Using the Wiki
Welcome to Documents in Russian History:
A Primary Source Wiki
This site was originally created by Nathaniel Knight in 2000 with the support of a Seton Hall University Curricular Development Initiative Grant to the University's Russian and East European Studies Program. In 2008, under the auspices of a Seton Hall Faculty Innovation Grant the site was reconfigured as a wiki.
Documents in Russian History is administered by Professor Knight in collaboration with an editorial board made up of specialists in Russian history with an interest in new media and the development of on-line resources. At the present time the members of the editorial board are as follows:
- Dr. Yanni Kotsonis, New York University
- Dr. Marshall Poe, University of Iowa
- Dr. John Randolph, University of Illinois
- Dr. Paul Werth, University of Nevada
Use of the materials on Documents in Russian History is authorized under a Creative Commons license for non-commercial education use only. Use of these materials for commercial purposes is a violation of copyright.
Contributing to Documents in Russian History
Anyone can read these documents and use them freely for educational and scholarly purpose. Users also have the ability, since this is a wiki, to add documents of their own and to contribute questions, analysis and suggestions through the discussion pages. To contribute, users should first create an account by following the link on the right hand side of the page.
Pages are created and edited using the Media Wiki mark-up language. Basic text can simply be entered into the editing window. For more complicated formatting refer to the MediaWiki User's Guide.
Documents contributed to the Wiki should concern some aspect of the history of Russia in its various manifestations (Muscovy, the Russian Empire, USSR, Russian Federation, etc.) and should have a clear pedagogical or scholarly rationale. All documents contributed must be free of copyright restrictions. What this means, practically speaking, is that the documents tend to fall into two categories: 1) texts in the public domain; or 2) original translations of historical texts. If you have a text that doesn't fit into either of these categories, you may want to consult with an editorial board member before contributing it to the Wiki. Documents that are in clear violation of copyright restrictions are liable to be removed.
The following guidelines apply to the submission of documents:
1) The working language for the wiki is English. If you wish to include a text in its original language, this is fine, but it must be accompanied by an accurate English translation.

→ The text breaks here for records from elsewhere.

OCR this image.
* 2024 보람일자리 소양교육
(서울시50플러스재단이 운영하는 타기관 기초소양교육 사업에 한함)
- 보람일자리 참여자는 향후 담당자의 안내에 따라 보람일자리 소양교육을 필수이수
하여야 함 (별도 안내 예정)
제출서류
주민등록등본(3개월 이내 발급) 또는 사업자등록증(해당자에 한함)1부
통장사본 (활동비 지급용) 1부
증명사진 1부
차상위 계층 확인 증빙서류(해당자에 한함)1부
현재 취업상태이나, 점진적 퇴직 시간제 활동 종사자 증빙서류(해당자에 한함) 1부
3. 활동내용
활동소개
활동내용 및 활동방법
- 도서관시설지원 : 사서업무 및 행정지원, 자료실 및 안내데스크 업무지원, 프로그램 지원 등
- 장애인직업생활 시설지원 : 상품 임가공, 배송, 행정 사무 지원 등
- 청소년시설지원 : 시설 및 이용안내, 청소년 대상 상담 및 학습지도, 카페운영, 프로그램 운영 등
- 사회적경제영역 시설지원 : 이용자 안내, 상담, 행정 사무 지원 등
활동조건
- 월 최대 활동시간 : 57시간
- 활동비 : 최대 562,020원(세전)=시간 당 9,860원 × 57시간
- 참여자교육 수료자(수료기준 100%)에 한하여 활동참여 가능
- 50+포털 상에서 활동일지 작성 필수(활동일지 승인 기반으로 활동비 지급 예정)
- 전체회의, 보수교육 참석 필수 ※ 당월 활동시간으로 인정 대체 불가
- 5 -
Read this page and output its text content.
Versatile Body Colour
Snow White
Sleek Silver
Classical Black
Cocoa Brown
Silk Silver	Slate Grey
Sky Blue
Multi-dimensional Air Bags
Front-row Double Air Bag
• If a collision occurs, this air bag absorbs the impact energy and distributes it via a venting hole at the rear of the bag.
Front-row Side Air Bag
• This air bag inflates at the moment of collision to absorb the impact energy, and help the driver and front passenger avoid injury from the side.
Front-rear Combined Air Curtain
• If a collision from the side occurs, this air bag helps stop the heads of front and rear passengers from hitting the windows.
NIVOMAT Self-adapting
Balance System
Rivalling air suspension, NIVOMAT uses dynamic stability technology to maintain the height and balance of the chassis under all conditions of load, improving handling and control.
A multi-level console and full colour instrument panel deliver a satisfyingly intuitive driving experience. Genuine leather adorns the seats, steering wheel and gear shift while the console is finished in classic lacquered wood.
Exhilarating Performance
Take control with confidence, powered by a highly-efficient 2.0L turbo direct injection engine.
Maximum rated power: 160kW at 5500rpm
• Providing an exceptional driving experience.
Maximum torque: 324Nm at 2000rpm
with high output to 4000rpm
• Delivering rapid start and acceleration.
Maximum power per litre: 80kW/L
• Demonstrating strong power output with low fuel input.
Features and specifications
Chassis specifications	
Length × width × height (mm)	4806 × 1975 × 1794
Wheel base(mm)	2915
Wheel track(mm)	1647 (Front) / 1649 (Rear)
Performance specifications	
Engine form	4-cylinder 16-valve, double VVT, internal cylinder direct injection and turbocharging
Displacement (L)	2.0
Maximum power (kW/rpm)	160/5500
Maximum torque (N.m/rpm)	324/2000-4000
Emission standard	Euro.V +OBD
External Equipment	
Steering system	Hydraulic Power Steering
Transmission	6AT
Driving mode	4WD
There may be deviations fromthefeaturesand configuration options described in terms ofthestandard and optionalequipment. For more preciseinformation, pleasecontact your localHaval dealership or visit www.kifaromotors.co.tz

2) Always indicate the source of the original text. If you have submitted a translation, you must include a citation back to the source in the original language. If the text is in the public domain, you must give the full date of its original publication.
3) A brief introduction and notes can be included at the discretation of the contributor. More detailed discussion and analysis, however, should take place on the discussion page that accompanies each document.
To create a new document, go to the Table of Contents page, choose "edit" in the "views" panel on the right hand side of the screen, and then enter the name of the new document surrounded by double brackets under the proper chronological heading. When you save the Table of Contents you will see that your document appears as a link in red letters. Click on the link and a blank page will open up in which you can enter and save the text of your document.
When you submit a document, you should understand that others will have the ability to make corrections, changes, amendments, comments, etc. At the same time the editors will monitor the documents and have the ability to restore the text to its earlier state should changes prove to be unjustified or ill-intentioned.
If you would like to make changes to a document that has already been posted on the wiki, simply click on "edit" in the Views panel to the right, make your changes and save. However, before you start editing you must be certain that your change is justified and necessary. The editors will review all changes and restore the text to its original state in the event of inappropriate revisions. To avoid this outcome, the editors strongly urge anyone who edits a page to explain what has been done and why using the discussion page. If you can make a persuasive case for your changes, it is less likely that they will be removed.
Each document on the Wiki is accompanied by a discussion page where additional ideas and information pertaining to the document can be shared. Each page is divided into three sections: Study Questions, Context and Analysis, and Technical Discussion. Study questions are intended to be used in a pedagogical context as the basis for in-class discussions or writing assignments. You do not need to provide answers for your questions, in fact it is better if you don't--best to leave that to your students. Under context and analysis, specialists in a given area can provide additional information about the origins of the text, its impact and significance, or highlight nuances that might not otherwise be apparent. This would also be the appropriate place to post questions that you would actually like someone to answer. Technical discussion would be the place to discuss editorial changes, questions of translation or the rendering of specialized terms.
In addition to the discussion pages, there is a "guestbook" page linked from the main page of the site where you can make comments and suggestions related to the wiki as a whole. The discussion pages should only be used for comments relevant to the particular documents to which they are linked.